Scale – consecutive notes based on a tonality or mode either ascending or descending. There are many alternative variations and types to major and minor scales.

Sharp – a sharp indicates that a note is raised by a semi tone.

Slide – another word for glissando or portamento. Slide can also refer to the moving part of a trombone.

Slur – a curve over/underneath notes to indicate that they are to be played legato.download

Sonata form – a complex piece of music that usually starts from exposition, followed by development and recapitulation.

Staccato – a form of musical articulation that involves playing notes sharply and detached or separated from others.

Symphony – a piece written for an orchestra, commonly in sonata form.

Tempo – indicates speed.

Theme – a leading melody or an idea in a piece of music.

Time Signature – a numeric at the start of the piece indicating a number of beats per bar.

Tone – the intonation, pitch and character of a piece of music expressing the feeling and attitude.

Treble – playing or singing in the upper range.

Triad – a combination of three notes consisting of root note (first), third and the fifth notes of the scale or mode.

Tuning – altering of the pitch in order to produce the correct tone.

Unison – two or more notes/voices being sung/played simultaneously.

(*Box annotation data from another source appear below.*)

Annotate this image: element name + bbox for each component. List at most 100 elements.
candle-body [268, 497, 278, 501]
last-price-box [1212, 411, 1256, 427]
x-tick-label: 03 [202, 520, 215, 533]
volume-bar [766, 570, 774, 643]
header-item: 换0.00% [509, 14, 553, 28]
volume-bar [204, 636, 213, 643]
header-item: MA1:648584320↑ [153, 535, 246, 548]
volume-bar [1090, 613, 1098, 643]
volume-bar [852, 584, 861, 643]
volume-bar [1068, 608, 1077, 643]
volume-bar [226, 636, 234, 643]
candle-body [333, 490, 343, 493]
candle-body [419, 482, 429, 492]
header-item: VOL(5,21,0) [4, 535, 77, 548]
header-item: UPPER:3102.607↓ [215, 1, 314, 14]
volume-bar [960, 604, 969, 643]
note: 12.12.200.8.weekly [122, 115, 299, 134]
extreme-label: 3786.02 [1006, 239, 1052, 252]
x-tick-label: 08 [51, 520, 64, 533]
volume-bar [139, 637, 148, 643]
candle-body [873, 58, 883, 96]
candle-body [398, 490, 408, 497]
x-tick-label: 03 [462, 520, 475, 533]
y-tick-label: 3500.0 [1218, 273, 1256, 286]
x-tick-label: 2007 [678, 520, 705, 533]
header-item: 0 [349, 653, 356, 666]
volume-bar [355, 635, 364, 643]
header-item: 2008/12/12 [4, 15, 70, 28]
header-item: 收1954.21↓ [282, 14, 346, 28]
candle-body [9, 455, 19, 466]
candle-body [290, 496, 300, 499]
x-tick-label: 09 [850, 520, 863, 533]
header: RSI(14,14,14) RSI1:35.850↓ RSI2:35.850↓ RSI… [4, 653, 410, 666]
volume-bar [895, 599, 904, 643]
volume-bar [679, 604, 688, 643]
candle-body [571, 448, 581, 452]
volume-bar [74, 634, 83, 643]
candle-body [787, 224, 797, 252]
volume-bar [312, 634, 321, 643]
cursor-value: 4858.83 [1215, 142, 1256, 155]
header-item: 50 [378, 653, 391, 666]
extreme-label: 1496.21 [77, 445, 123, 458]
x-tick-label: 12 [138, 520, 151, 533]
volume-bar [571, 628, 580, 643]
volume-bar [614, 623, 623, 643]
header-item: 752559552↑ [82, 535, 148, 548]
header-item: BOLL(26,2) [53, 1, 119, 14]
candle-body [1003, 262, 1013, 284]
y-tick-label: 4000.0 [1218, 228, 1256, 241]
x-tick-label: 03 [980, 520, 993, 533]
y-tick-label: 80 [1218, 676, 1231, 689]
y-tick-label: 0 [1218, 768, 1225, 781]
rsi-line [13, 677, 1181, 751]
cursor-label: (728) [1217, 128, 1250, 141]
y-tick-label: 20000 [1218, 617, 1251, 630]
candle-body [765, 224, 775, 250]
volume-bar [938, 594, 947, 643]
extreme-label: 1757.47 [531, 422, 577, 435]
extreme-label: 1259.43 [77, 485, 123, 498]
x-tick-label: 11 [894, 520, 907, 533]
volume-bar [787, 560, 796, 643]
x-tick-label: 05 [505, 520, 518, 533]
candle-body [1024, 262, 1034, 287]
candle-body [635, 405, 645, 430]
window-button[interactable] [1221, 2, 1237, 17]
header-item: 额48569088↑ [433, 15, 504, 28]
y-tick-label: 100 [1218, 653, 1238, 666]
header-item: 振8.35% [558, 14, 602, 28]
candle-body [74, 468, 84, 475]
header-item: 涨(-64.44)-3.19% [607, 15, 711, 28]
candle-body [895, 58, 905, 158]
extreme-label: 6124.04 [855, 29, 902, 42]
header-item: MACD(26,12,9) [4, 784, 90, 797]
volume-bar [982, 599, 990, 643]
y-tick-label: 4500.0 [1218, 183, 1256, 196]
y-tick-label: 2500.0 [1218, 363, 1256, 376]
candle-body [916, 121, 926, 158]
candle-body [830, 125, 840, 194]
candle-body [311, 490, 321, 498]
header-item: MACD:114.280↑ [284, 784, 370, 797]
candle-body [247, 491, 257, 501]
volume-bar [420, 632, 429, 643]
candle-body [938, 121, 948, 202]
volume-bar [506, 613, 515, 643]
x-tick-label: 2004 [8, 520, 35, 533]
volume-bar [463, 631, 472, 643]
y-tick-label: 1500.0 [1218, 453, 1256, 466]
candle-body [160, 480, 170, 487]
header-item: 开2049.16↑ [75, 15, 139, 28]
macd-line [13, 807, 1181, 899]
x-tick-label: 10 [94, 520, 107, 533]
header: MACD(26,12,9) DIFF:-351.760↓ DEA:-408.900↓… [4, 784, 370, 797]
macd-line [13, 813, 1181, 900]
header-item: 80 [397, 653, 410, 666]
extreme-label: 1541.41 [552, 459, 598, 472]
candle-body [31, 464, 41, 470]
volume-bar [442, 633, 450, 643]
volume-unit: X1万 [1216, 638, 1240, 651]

Vibrato – common in singing, vibrato refers to slight variation in pitch to create a reverberating, fuller sound.

Vivace - lively.

Vocal range similar to instruments, human voice also has different registers or pitch. Female voices span from alto/contralto (lowest range) up to soprano (highest range) and some even have a whistle register. The lowest male voice is bass and the highest voice would be tenor, however, some male singers also sing falsetto. This limits vibration of the vocal notes and is usually limited in power, however, allows you to sing beyond your vocal range.